[It has been more than 1 year since I have been using allintitle and allinurls to determine the competition of a particular keyword. I’m just wondering how you guys check the competition of a keyword on which you are going to make a brand new site?]
I don’t think either of those is particularly useful for sizing up your competition.
Please consider the following:
Generally speaking, a competition that is not in a top 10 SERP position is not much to be concerned with. You only need to beat the webpage listed at position 10 to make it to the first page of SERP. Anything below that will usually not generate enough traffic to justify your efforts. (excepting certain high search volume keywords).
Use Google Search to see which page is listed at position #10, then look at the allinanchor: for your keyword candidate. If the same page appears at a lower position than it did for regular search it’s relatively easy to rank a keyword. No more research necessary, add it to your easy list.
If the page that is listed at #10 is ranked the same or higher using the allinanchor: operator, then take a look at the backlinks for that page to see if the effort to equal that exceeds the estimated value of the possible search traffic, adjusted for CTR.
Once you have a suitable list of keywords that merit getting the first-page listing, repeat the above process on the page at position #1 for each keyword in your list to prioritize which keywords you should focus on first.
I was simply trying to say that you need to weigh the benefit of ranking for a particular keyword against the effort it takes to earn that ranking. The cost of ranking for a keyword is determined by the strength of your top competitors, not by the number of competitors.
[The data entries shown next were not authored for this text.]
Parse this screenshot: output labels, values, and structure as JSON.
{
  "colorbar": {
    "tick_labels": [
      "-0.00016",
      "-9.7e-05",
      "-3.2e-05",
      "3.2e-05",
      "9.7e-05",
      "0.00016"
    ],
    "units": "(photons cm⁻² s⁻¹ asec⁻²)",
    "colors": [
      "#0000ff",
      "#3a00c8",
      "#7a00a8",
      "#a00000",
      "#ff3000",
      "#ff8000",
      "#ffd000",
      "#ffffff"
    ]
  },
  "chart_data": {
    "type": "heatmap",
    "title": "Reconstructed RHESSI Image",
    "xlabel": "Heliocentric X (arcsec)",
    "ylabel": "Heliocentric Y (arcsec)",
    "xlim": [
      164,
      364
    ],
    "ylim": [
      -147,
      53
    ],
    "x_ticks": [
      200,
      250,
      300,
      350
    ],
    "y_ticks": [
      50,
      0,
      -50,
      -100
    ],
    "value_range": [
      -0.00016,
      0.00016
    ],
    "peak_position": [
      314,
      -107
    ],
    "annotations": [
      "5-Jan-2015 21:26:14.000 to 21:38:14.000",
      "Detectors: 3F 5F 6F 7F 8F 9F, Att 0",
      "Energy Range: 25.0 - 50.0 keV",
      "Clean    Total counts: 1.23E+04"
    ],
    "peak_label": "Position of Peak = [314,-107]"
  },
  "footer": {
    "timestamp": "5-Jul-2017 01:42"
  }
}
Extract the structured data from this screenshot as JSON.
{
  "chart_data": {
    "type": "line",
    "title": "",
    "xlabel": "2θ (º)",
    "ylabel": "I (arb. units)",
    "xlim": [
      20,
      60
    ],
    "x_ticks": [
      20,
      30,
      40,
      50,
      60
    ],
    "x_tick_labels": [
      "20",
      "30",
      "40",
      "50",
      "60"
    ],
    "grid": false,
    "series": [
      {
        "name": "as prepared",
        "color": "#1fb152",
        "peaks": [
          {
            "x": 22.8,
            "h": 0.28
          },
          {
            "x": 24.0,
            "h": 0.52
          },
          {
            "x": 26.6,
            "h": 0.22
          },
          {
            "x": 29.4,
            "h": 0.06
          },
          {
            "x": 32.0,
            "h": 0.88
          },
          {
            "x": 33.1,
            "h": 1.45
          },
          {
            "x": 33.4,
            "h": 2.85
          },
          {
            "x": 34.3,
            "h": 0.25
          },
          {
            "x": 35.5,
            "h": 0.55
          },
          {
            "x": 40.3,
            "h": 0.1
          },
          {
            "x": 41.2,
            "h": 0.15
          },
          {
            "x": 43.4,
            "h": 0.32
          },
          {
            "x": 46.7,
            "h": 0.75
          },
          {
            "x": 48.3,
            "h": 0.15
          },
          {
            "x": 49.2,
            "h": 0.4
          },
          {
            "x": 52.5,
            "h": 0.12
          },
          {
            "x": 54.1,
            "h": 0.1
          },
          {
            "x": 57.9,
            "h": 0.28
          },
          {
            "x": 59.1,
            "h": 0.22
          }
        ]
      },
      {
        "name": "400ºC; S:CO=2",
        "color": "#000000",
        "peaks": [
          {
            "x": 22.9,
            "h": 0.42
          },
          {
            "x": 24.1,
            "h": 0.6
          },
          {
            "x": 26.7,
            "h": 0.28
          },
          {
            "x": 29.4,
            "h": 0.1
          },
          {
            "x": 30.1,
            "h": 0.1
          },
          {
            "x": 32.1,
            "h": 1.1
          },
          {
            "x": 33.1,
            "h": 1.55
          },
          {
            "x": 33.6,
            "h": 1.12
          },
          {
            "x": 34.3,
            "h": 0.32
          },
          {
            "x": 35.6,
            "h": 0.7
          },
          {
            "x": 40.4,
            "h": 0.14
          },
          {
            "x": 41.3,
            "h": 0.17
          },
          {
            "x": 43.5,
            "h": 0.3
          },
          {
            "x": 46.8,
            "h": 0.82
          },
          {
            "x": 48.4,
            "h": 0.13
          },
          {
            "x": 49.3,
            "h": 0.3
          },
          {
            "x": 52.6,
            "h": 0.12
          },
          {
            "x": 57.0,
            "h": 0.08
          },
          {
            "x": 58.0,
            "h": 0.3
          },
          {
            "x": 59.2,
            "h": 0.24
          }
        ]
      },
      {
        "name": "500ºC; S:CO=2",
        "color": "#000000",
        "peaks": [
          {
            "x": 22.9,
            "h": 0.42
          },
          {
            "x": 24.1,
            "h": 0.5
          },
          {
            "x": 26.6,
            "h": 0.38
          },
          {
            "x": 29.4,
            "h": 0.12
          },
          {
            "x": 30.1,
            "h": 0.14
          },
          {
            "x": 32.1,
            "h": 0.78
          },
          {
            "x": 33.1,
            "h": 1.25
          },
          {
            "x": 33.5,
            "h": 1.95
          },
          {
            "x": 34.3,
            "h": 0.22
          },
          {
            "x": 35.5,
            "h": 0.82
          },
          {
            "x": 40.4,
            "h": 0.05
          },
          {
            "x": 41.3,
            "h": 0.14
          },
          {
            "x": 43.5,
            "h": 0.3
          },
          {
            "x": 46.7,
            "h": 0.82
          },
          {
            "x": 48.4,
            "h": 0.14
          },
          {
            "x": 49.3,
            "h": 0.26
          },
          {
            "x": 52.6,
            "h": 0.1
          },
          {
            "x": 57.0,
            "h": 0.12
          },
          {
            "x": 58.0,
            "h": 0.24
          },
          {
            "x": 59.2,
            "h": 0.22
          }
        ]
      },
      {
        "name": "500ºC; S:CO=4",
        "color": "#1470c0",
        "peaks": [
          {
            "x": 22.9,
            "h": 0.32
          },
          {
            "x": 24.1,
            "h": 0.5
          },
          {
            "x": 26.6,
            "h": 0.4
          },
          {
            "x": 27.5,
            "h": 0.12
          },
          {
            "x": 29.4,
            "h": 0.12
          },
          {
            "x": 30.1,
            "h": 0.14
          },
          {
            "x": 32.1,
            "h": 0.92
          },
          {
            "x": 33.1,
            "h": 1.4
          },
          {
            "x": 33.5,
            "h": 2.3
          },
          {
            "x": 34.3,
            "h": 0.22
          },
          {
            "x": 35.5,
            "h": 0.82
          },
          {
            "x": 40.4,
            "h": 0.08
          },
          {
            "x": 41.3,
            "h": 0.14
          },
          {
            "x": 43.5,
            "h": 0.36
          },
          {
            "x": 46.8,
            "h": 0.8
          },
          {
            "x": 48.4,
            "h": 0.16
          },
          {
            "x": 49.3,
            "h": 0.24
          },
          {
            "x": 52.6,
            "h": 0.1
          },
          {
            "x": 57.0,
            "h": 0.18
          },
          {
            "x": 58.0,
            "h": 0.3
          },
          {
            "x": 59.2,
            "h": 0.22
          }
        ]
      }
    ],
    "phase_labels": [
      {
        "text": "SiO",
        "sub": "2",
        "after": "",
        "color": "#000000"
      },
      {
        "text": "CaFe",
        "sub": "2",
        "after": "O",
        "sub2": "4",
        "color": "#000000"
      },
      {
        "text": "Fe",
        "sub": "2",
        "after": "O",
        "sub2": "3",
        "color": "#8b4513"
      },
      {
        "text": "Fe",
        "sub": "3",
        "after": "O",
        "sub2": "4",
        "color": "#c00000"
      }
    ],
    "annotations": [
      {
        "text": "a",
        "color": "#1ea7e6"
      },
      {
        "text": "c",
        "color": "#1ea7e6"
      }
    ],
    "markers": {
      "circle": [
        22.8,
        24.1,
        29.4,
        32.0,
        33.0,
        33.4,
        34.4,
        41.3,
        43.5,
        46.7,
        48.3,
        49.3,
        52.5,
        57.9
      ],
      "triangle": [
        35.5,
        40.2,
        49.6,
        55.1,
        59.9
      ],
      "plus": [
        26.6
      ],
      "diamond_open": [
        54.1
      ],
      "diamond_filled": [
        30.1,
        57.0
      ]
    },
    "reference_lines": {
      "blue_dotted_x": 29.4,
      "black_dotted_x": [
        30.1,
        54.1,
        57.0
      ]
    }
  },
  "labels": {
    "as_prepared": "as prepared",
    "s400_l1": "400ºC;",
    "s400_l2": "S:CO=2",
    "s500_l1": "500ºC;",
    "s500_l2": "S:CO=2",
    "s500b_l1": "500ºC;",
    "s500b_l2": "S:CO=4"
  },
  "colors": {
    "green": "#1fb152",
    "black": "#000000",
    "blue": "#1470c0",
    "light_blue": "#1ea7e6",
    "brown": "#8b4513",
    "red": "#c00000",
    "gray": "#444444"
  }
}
If you are assessing the potential traffic of a position #10 listing you need to look at the search volume multiplied by the average CTR for position #10. If you are assessing the traffic for a position #1 ranking then you need to use the CTR for position #1. The point being, the average CTR is very different for those positions.
I think you need to look at your time and labor as an asset. You need to set values for your labor and determine the cost to do the work necessary to achieve a particular ranking and weigh the expected benefit against the cost.
The point of your keyword research is to select the best keyword candidates based on net gain after cost. It is essentially a cost-benefit analysis.
It seems that the larger the field of competition the greater the chance of having strong competitors. However, you may miss some of the very best candidates as they will often have one or two strong players that make up the bulk of those numbers while a 1st-page ranking is super easy.
Back in the days when very few webmasters did keyword research, you could use that as a way to find keywords that hadn’t been adequately covered. These days you will often find many competitors piling onto the bandwagon going after the exact same keyword. I find a more refined approach to be much more effective.
However, rankings aren’t based on backlink counts. Nor do I buy into the notion of website authority as a ranking factor. While they are indicators, there are too many variables in the value of individual backlinks to rely just on counts or relevant anchortext. That is where the allinanchor: ranking comes in as one of the most important tools for competitive analysis.